History has a lot of cold cases, even among the nobles, and one of the biggest unsolved mysteries in royal history involves the death of Russia's Peter III, who, only six months after becoming emperor, was overthrown in a military coup led by his wife, the Empress Consort Catherine. Shortly after his ouster, he was dead, and history still hasn't decided for certain who is responsible for Peter III of Russia's death.
So, did Catherine the Great kill her husband?
There's no question Catherine was behind the coup that led to her husband's overthrow and her eventual coronation as Empress Yekaterina Alekseyevna Romanova, aka Catherine II. And there's also no question Catherine despised her husband in life and did not mourn his death. Her memoirs said as much, as early as their betrothal when she was only 10, and her feelings toward Peter didn't thaw after they married.
Catherine found the prince childish and loathsome, even as an adult. She kept to her side of the castle and he his. While they had two children, Paul and Anna, the paternity of both has been questioned throughout history, with experts feeling almost certain Anna was not his.
The consensus is less clear on Paul. Catherine implied in her diaries that Peter was not the father, but rather it was the first of her many lovers, Sergei Saltykov. However, many felt the future emperor was too like Peter in looks and temperament not to be his son.
After Peter's coronation following the death of his predecessor and aunt, Empress Elizabeth, Catherine quickly saw that the Russian people weren't in love with their new monarch. He had a great admiration for Prussian King Frederick, and considering Russia and Prussia had been on opposing sides of the Seven Years' War, that was a decidedly bad look.
Though Catherine was just as Prussian as her husband by birth, she endeared herself to Russians by converting to Russian Orthodoxy, learning the Russian language, and generally making herself as Russian as vodka.
On July 8, 1762, Peter discovered his wife's plot to overthrow him and had one of Catherine's co-conspirators arrested. The next day, the empress consort delivered a speech asking the Russian Army to protect her from Peter. Then she had a Russian Orthodox clergy ordain her as the sole ruler of Russia. She ordered her husband arrested and then forced him to abdicate the throne to her, which would prevent one of the many possible challengers to the throne from ascending.

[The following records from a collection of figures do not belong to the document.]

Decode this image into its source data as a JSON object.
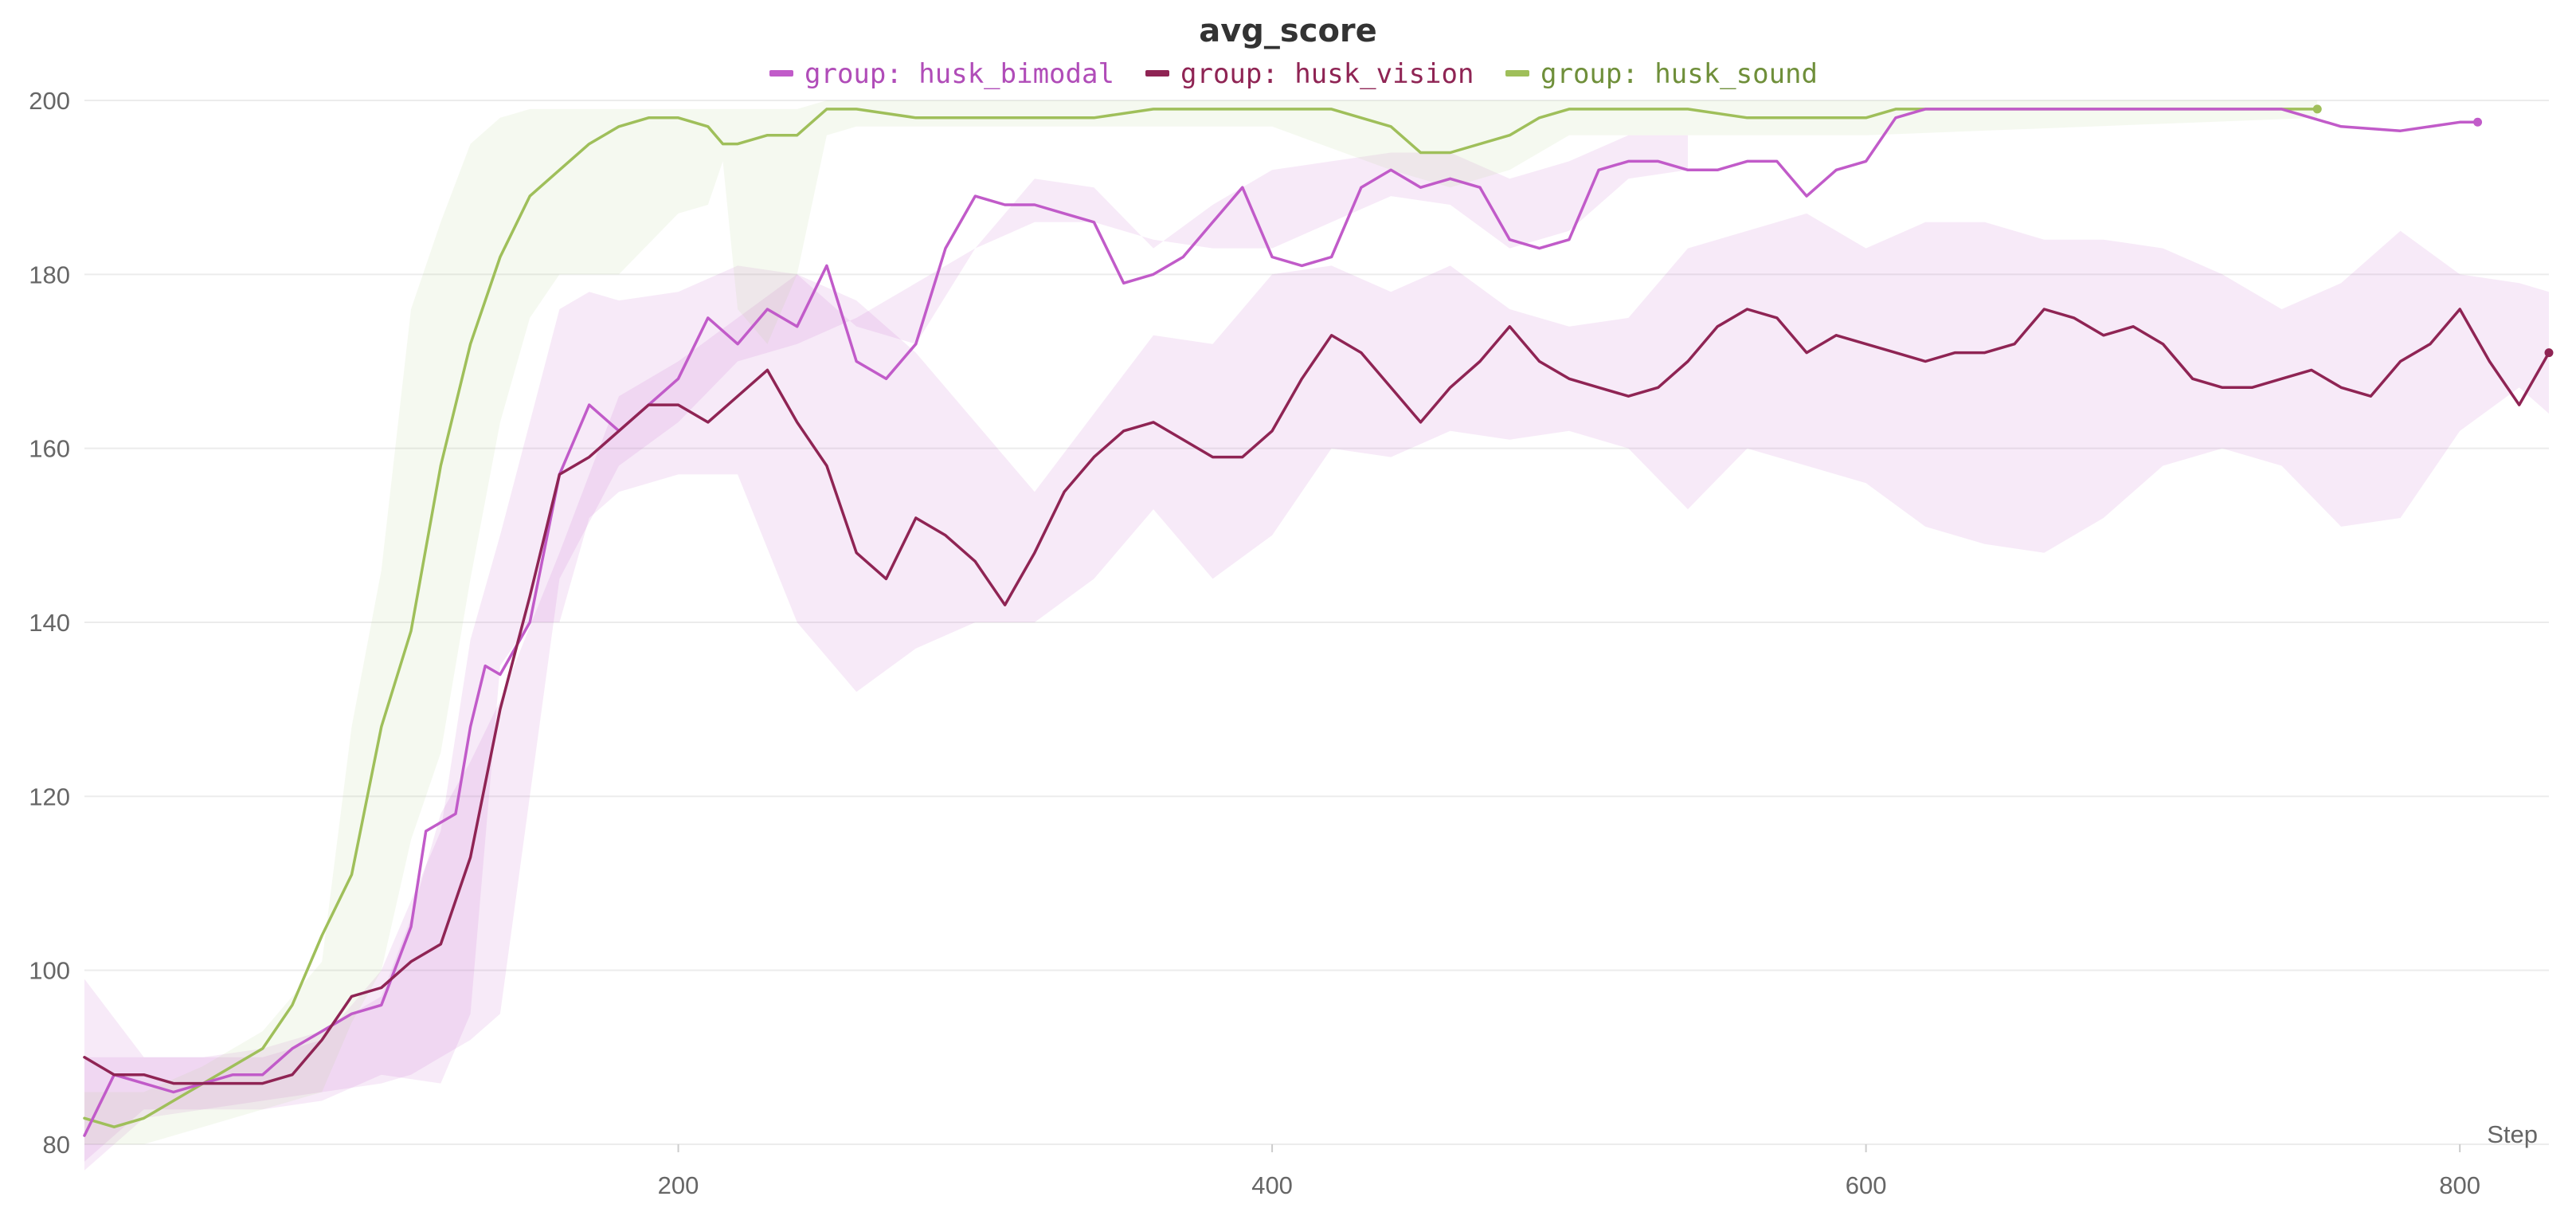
{
  "chart_data": {
    "type": "line",
    "title": "avg_score",
    "xlabel": "Step",
    "ylabel": "",
    "xlim": [
      0,
      830
    ],
    "ylim": [
      80,
      200
    ],
    "x_ticks": [
      200,
      400,
      600,
      800
    ],
    "y_ticks": [
      80,
      100,
      120,
      140,
      160,
      180,
      200
    ],
    "grid": true,
    "legend_position": "top-center",
    "series": [
      {
        "name": "group: husk_bimodal",
        "color": "#c15bc9",
        "band_color": "#c15bc9",
        "end_marker": true,
        "x": [
          0,
          10,
          20,
          30,
          40,
          50,
          60,
          70,
          80,
          90,
          100,
          110,
          115,
          120,
          125,
          130,
          135,
          140,
          150,
          160,
          170,
          180,
          190,
          200,
          210,
          220,
          230,
          240,
          250,
          260,
          270,
          280,
          290,
          300,
          310,
          320,
          330,
          340,
          350,
          360,
          370,
          380,
          390,
          400,
          410,
          420,
          430,
          440,
          450,
          460,
          470,
          480,
          490,
          500,
          510,
          520,
          530,
          540,
          550,
          560,
          570,
          580,
          590,
          600,
          610,
          620,
          640,
          660,
          680,
          700,
          720,
          740,
          760,
          780,
          800,
          806
        ],
        "y": [
          81,
          88,
          87,
          86,
          87,
          88,
          88,
          91,
          93,
          95,
          96,
          105,
          116,
          117,
          118,
          128,
          135,
          134,
          140,
          157,
          165,
          162,
          165,
          168,
          175,
          172,
          176,
          174,
          181,
          170,
          168,
          172,
          183,
          189,
          188,
          188,
          187,
          186,
          179,
          180,
          182,
          186,
          190,
          182,
          181,
          182,
          190,
          192,
          190,
          191,
          190,
          184,
          183,
          184,
          192,
          193,
          193,
          192,
          192,
          193,
          193,
          189,
          192,
          193,
          198,
          199,
          199,
          199,
          199,
          199,
          199,
          199,
          197,
          196.5,
          197.5,
          197.5
        ],
        "band_x": [
          0,
          20,
          40,
          60,
          80,
          100,
          110,
          120,
          130,
          140,
          160,
          180,
          200,
          220,
          240,
          260,
          280,
          300,
          320,
          340,
          360,
          380,
          400,
          420,
          440,
          460,
          480,
          500,
          520,
          540
        ],
        "band_low": [
          77,
          83,
          84,
          85,
          86,
          87,
          88,
          90,
          92,
          95,
          145,
          158,
          163,
          170,
          172,
          175,
          179,
          183,
          186,
          186,
          184,
          183,
          183,
          186,
          189,
          188,
          183,
          185,
          191,
          192
        ],
        "band_high": [
          90,
          90,
          90,
          91,
          93,
          97,
          106,
          118,
          124,
          131,
          148,
          166,
          170,
          175,
          180,
          174,
          172,
          183,
          191,
          190,
          183,
          188,
          192,
          193,
          194,
          194,
          191,
          193,
          196,
          196
        ]
      },
      {
        "name": "group: husk_vision",
        "color": "#8f2454",
        "band_color": "#c15bc9",
        "end_marker": true,
        "x": [
          0,
          10,
          20,
          30,
          40,
          50,
          60,
          70,
          80,
          90,
          100,
          110,
          120,
          130,
          140,
          150,
          160,
          170,
          180,
          190,
          200,
          210,
          220,
          230,
          240,
          250,
          260,
          270,
          280,
          290,
          300,
          310,
          320,
          330,
          340,
          350,
          360,
          370,
          380,
          390,
          400,
          410,
          420,
          430,
          440,
          450,
          460,
          470,
          480,
          490,
          500,
          510,
          520,
          530,
          540,
          550,
          560,
          570,
          580,
          590,
          600,
          610,
          620,
          630,
          640,
          650,
          660,
          670,
          680,
          690,
          700,
          710,
          720,
          730,
          740,
          750,
          760,
          770,
          780,
          790,
          800,
          810,
          820,
          830
        ],
        "y": [
          90,
          88,
          88,
          87,
          87,
          87,
          87,
          88,
          92,
          97,
          98,
          101,
          103,
          113,
          130,
          143,
          157,
          159,
          162,
          165,
          165,
          163,
          166,
          169,
          163,
          158,
          148,
          145,
          152,
          150,
          147,
          142,
          148,
          155,
          159,
          162,
          163,
          161,
          159,
          159,
          162,
          168,
          173,
          171,
          167,
          163,
          167,
          170,
          174,
          170,
          168,
          167,
          166,
          167,
          170,
          174,
          176,
          175,
          171,
          173,
          172,
          171,
          170,
          171,
          171,
          172,
          176,
          175,
          173,
          174,
          172,
          168,
          167,
          167,
          168,
          169,
          167,
          166,
          170,
          172,
          176,
          170,
          165,
          171
        ],
        "band_x": [
          0,
          20,
          40,
          60,
          80,
          100,
          120,
          130,
          140,
          150,
          160,
          170,
          180,
          200,
          220,
          240,
          260,
          280,
          300,
          320,
          340,
          360,
          380,
          400,
          420,
          440,
          460,
          480,
          500,
          520,
          540,
          560,
          580,
          600,
          620,
          640,
          660,
          680,
          700,
          720,
          740,
          760,
          780,
          800,
          820,
          830
        ],
        "band_low": [
          78,
          84,
          84,
          84,
          85,
          88,
          87,
          95,
          135,
          140,
          140,
          152,
          155,
          157,
          157,
          140,
          132,
          137,
          140,
          140,
          145,
          153,
          145,
          150,
          160,
          159,
          162,
          161,
          162,
          160,
          153,
          160,
          158,
          156,
          151,
          149,
          148,
          152,
          158,
          160,
          158,
          151,
          152,
          162,
          167,
          164
        ],
        "band_high": [
          99,
          90,
          90,
          90,
          92,
          100,
          116,
          138,
          150,
          163,
          176,
          178,
          177,
          178,
          181,
          180,
          177,
          171,
          163,
          155,
          164,
          173,
          172,
          180,
          181,
          178,
          181,
          176,
          174,
          175,
          183,
          185,
          187,
          183,
          186,
          186,
          184,
          184,
          183,
          180,
          176,
          179,
          185,
          180,
          179,
          178
        ]
      },
      {
        "name": "group: husk_sound",
        "color": "#9fbf5a",
        "band_color": "#b9d394",
        "end_marker": true,
        "x": [
          0,
          10,
          20,
          30,
          40,
          50,
          60,
          70,
          80,
          90,
          100,
          110,
          120,
          130,
          140,
          150,
          160,
          170,
          180,
          190,
          200,
          210,
          215,
          220,
          230,
          240,
          250,
          260,
          280,
          300,
          320,
          340,
          360,
          380,
          400,
          420,
          440,
          450,
          460,
          480,
          490,
          500,
          520,
          540,
          560,
          580,
          600,
          610,
          620,
          640,
          660,
          680,
          700,
          720,
          740,
          752
        ],
        "y": [
          83,
          82,
          83,
          85,
          87,
          89,
          91,
          96,
          104,
          111,
          128,
          139,
          158,
          172,
          182,
          189,
          192,
          195,
          197,
          198,
          198,
          197,
          195,
          195,
          196,
          196,
          199,
          199,
          198,
          198,
          198,
          198,
          199,
          199,
          199,
          199,
          197,
          194,
          194,
          196,
          198,
          199,
          199,
          199,
          198,
          198,
          198,
          199,
          199,
          199,
          199,
          199,
          199,
          199,
          199,
          199
        ],
        "band_x": [
          0,
          20,
          40,
          60,
          80,
          90,
          100,
          110,
          120,
          130,
          140,
          150,
          160,
          180,
          200,
          210,
          215,
          220,
          230,
          240,
          250,
          260,
          300,
          400,
          440,
          460,
          480,
          500,
          600,
          752
        ],
        "band_low": [
          80,
          80,
          82,
          84,
          86,
          94,
          100,
          115,
          125,
          145,
          163,
          175,
          180,
          180,
          187,
          188,
          193,
          176,
          172,
          180,
          196,
          197,
          197,
          197,
          192,
          190,
          192,
          196,
          196,
          198
        ],
        "band_high": [
          86,
          86,
          89,
          93,
          101,
          128,
          146,
          176,
          186,
          195,
          198,
          199,
          199,
          199,
          199,
          199,
          199,
          199,
          199,
          199,
          200,
          200,
          200,
          200,
          200,
          200,
          200,
          200,
          200,
          200
        ]
      }
    ]
  }
}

Here's why the death of Peter III remains a mystery.
Peter was exiled to his palace at Ropsha, and that could have been that — only he was found dead eight days later. The cause of his demise, according to the autopsy, was "hemorrhoidal colic" and an "apoplexy stroke," which historian Simon Sebag Montefiore called "an absurd diagnosis." Considering the autopsy was carried out under Catherine's supervision, it's no wonder people question its legitimacy.
One theory is that Peter was killed by Alexei Orlov, the younger brother of Catherine's lover and top conspirator, Grigory Orlov. The theory seems to be supported by the fact that Catherine later gave the estate to Grigory. However, it's also possible that Peter — who was known to drink a lot and who was, according to contemporary accounts, doing quite a lot of it after the coup — got into a drunken brawl and succumbed to his injuries. It's not like he was a popular guy, so it's plausible.
Either way, Catherine benefitted, but it didn't totally secure her reign, and there's no question she ordered the assassination of one of her potential rivals, Ivan VI. This effectively ended a coup that sought to overthrow her and securing her reign until her death in 1796.